It just goes to show that Gore's selection of Lieberman on the ticket was to fill a demographic and provide "balance," and not because he would have sought his counsel in decision-making in any substantive way.

Posted by: adriandrews [TypeKey Profile Page] at June 20, 2006 06:10 AM

sigh!

Posted by: Bob at June 20, 2006 07:36 AM

Did Lieberman really expect any gratitude from Gore?

The only real issue that separates Lieberman from the far-left wing of the Dems, is the war in Iraq. Otherwise, Joe has been the good soldier and has backed the party, even when they make themselves look foolish.

Lieberman has been abandoned by even his 'good friends' now. The inmates have taken over the asylum, with Gore being one of the leaders who have decided to throw Lieberman under the bus.
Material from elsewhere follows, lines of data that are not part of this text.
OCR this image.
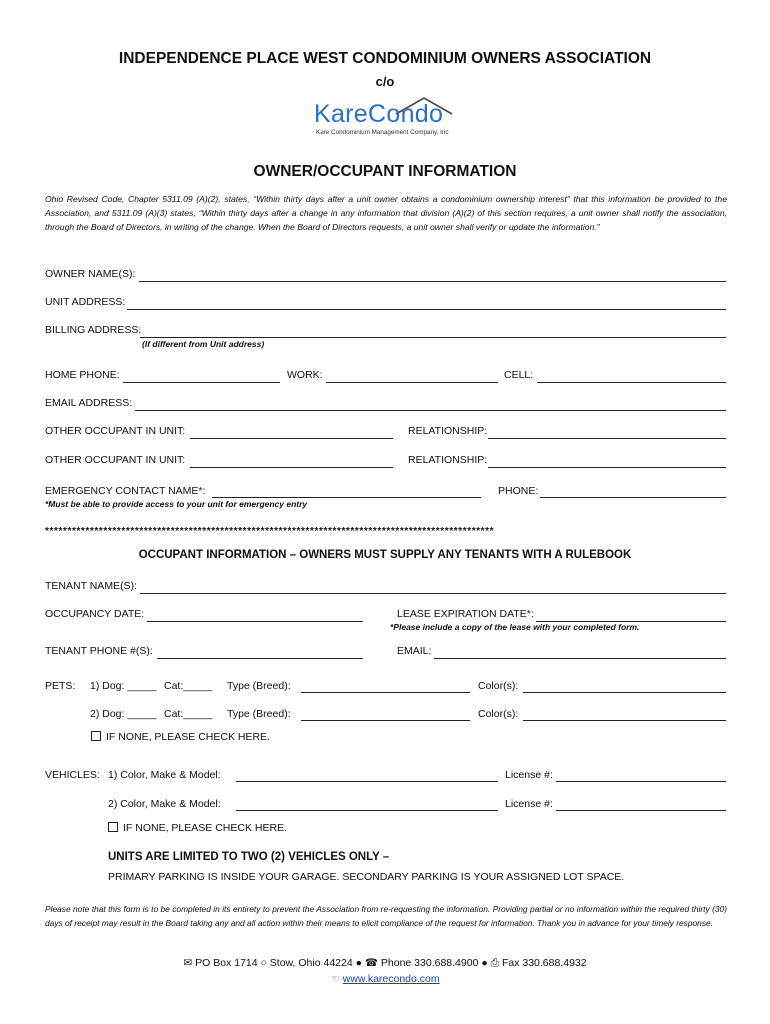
INDEPENDENCE PLACE WEST CONDOMINIUM OWNERS ASSOCIATION
c/o
KareCondo
Kare Condominium Management Company, Inc
OWNER/OCCUPANT INFORMATION
Ohio Revised Code, Chapter 5311.09 (A)(2), states, “Within thirty days after a unit owner obtains a condominium ownership interest” that this information be provided to the Association, and 5311.09 (A)(3) states, “Within thirty days after a change in any information that division (A)(2) of this section requires, a unit owner shall notify the association, through the Board of Directors, in writing of the change. When the Board of Directors requests, a unit owner shall verify or update the information.”
OWNER NAME(S):
UNIT ADDRESS:
BILLING ADDRESS:
(If different from Unit address)
HOME PHONE:	WORK:	CELL:
EMAIL ADDRESS:
OTHER OCCUPANT IN UNIT:	RELATIONSHIP:
OTHER OCCUPANT IN UNIT:	RELATIONSHIP:
EMERGENCY CONTACT NAME*:	PHONE:
*Must be able to provide access to your unit for emergency entry
****************************************************************************************************
OCCUPANT INFORMATION – OWNERS MUST SUPPLY ANY TENANTS WITH A RULEBOOK
TENANT NAME(S):
OCCUPANCY DATE:	LEASE EXPIRATION DATE*:
*Please include a copy of the lease with your completed form.
TENANT PHONE #(S):	EMAIL:
PETS: 1) Dog: _____ Cat:_____ Type (Breed):	Color(s):
2) Dog: _____ Cat:_____ Type (Breed):	Color(s):
IF NONE, PLEASE CHECK HERE.
VEHICLES: 1) Color, Make & Model:	License #:
2) Color, Make & Model:	License #:
IF NONE, PLEASE CHECK HERE.
UNITS ARE LIMITED TO TWO (2) VEHICLES ONLY –
PRIMARY PARKING IS INSIDE YOUR GARAGE. SECONDARY PARKING IS YOUR ASSIGNED LOT SPACE.
Please note that this form is to be completed in its entirety to prevent the Association from re-requesting the information. Providing partial or no information within the required thirty (30) days of receipt may result in the Board taking any and all action within their means to elicit compliance of the request for information. Thank you in advance for your timely response.
✉ PO Box 1714 ○ Stow, Ohio 44224 ● ☎ Phone 330.688.4900 ● ⎙ Fax 330.688.4932
☜ www.karecondo.com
Posted by: Hermie [TypeKey Profile Page] at June 20, 2006 08:09 AM

"Gore, you're a piece of excrement - unfit for decent company of any kind."

But Mark, you're incapable of hate, right?
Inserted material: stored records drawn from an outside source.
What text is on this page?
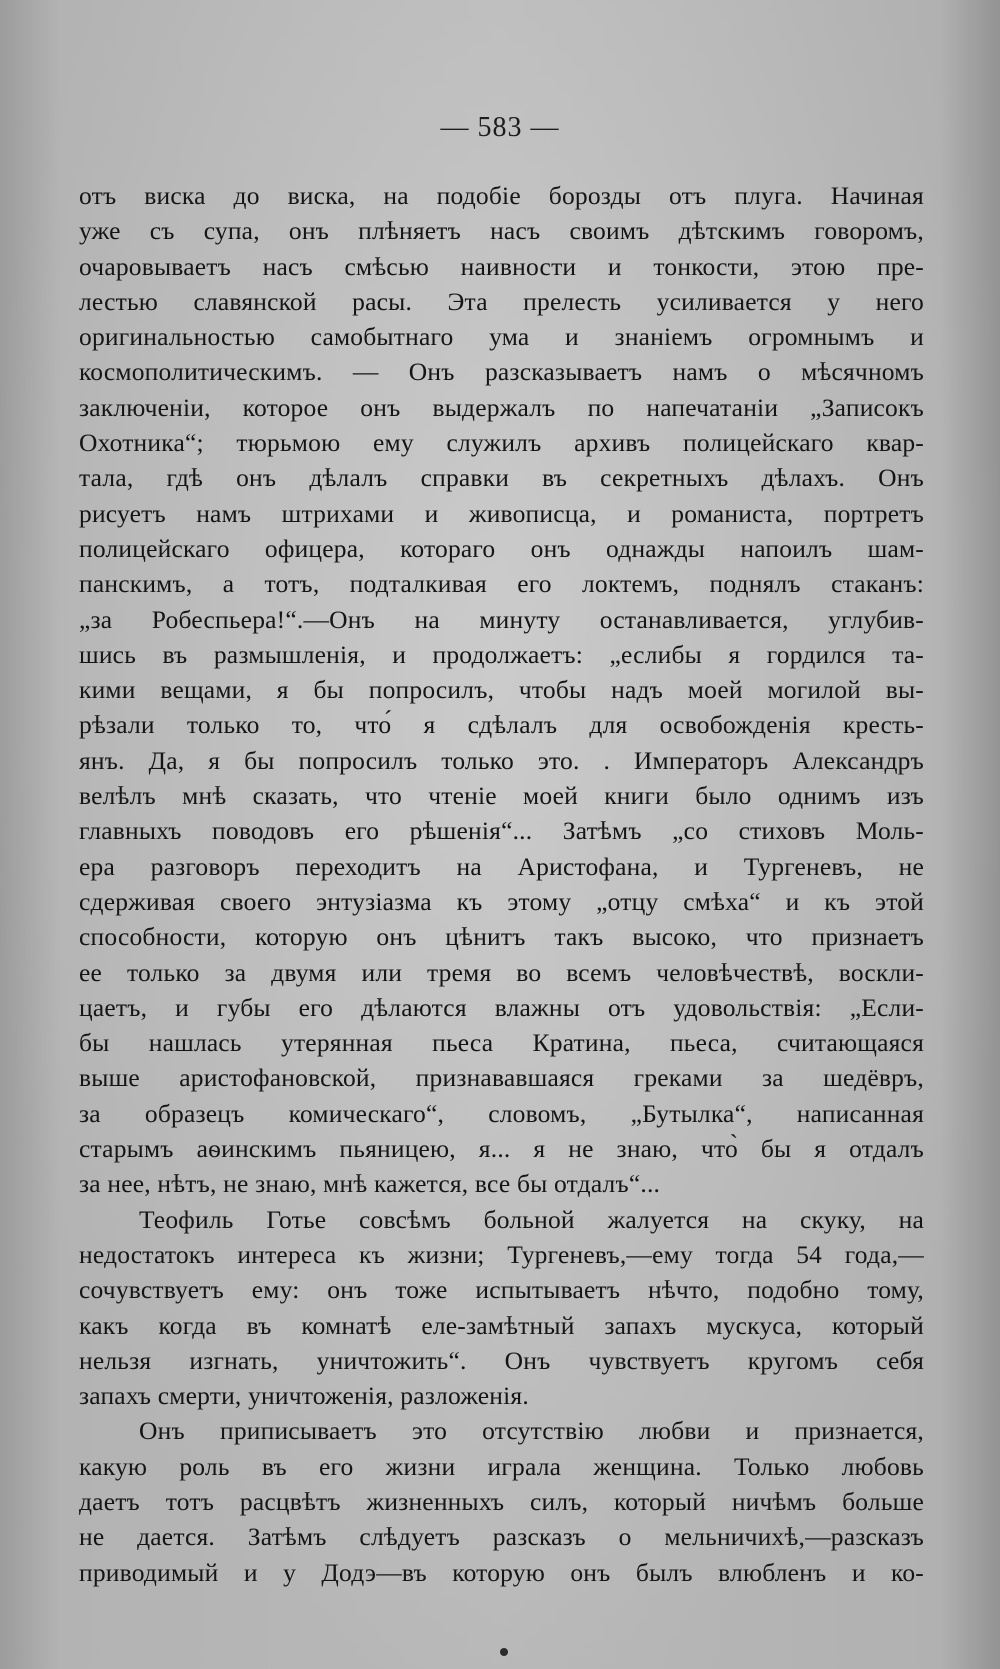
— 583 —
отъ виска до виска, на подобіе борозды отъ плуга. Начиная
уже съ супа, онъ плѣняетъ насъ своимъ дѣтскимъ говоромъ,
очаровываетъ насъ смѣсью наивности и тонкости, этою пре-
лестью славянской расы. Эта прелесть усиливается у него
оригинальностью самобытнаго ума и знаніемъ огромнымъ и
космополитическимъ. — Онъ разсказываетъ намъ о мѣсячномъ
заключеніи, которое онъ выдержалъ по напечатаніи „Записокъ
Охотника“; тюрьмою ему служилъ архивъ полицейскаго квар-
тала, гдѣ онъ дѣлалъ справки въ секретныхъ дѣлахъ. Онъ
рисуетъ намъ штрихами и живописца, и романиста, портретъ
полицейскаго офицера, котораго онъ однажды напоилъ шам-
панскимъ, а тотъ, подталкивая его локтемъ, поднялъ стаканъ:
„за Робеспьера!“.—Онъ на минуту останавливается, углубив-
шись въ размышленія, и продолжаетъ: „еслибы я гордился та-
кими вещами, я бы попросилъ, чтобы надъ моей могилой вы-
рѣзали только то, что́ я сдѣлалъ для освобожденія кресть-
янъ. Да, я бы попросилъ только это. . Императоръ Александръ
велѣлъ мнѣ сказать, что чтеніе моей книги было однимъ изъ
главныхъ поводовъ его рѣшенія“... Затѣмъ „со стиховъ Моль-
ера разговоръ переходитъ на Аристофана, и Тургеневъ, не
сдерживая своего энтузіазма къ этому „отцу смѣха“ и къ этой
способности, которую онъ цѣнитъ такъ высоко, что признаетъ
ее только за двумя или тремя во всемъ человѣчествѣ, воскли-
цаетъ, и губы его дѣлаются влажны отъ удовольствія: „Если-
бы нашлась утерянная пьеса Кратина, пьеса, считающаяся
выше аристофановской, признававшаяся греками за шедёвръ,
за образецъ комическаго“, словомъ, „Бутылка“, написанная
старымъ аѳинскимъ пьяницею, я... я не знаю, что̀ бы я отдалъ
за нее, нѣтъ, не знаю, мнѣ кажется, все бы отдалъ“...
Теофиль Готье совсѣмъ больной жалуется на скуку, на
недостатокъ интереса къ жизни; Тургеневъ,—ему тогда 54 года,—
сочувствуетъ ему: онъ тоже испытываетъ нѣчто, подобно тому,
какъ когда въ комнатѣ еле-замѣтный запахъ мускуса, который
нельзя изгнать, уничтожить“. Онъ чувствуетъ кругомъ себя
запахъ смерти, уничтоженія, разложенія.
Онъ приписываетъ это отсутствію любви и признается,
какую роль въ его жизни играла женщина. Только любовь
даетъ тотъ расцвѣтъ жизненныхъ силъ, который ничѣмъ больше
не дается. Затѣмъ слѣдуетъ разсказъ о мельничихѣ,—разсказъ
приводимый и у Додэ—въ которую онъ былъ влюбленъ и ко-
Posted by: Tom Shipley [TypeKey Profile Page] at June 20, 2006 08:18 AM

Mark,

Calm down there Cochese, you're sounding...angry...and rabid...and hate-filled; Not very Jesus-like, infact.

The man didn't say a word of discouragement, and yet you want to make this out to be something it isn't. Lieberman is a DINO, and we are going to do the same thing to them, as we are going to do with you guys in November, send em' packing.

peace

Posted by: Third Eye Open [TypeKey Profile Page] at June 20, 2006 08:45 AM

Why would Gore support a Republican in Dem's clothing?
I mean look at Liberman's voting record is Republican. He and 17 other so-called Democrats even voted for the terrible credit-card sponsored backruptsy bill.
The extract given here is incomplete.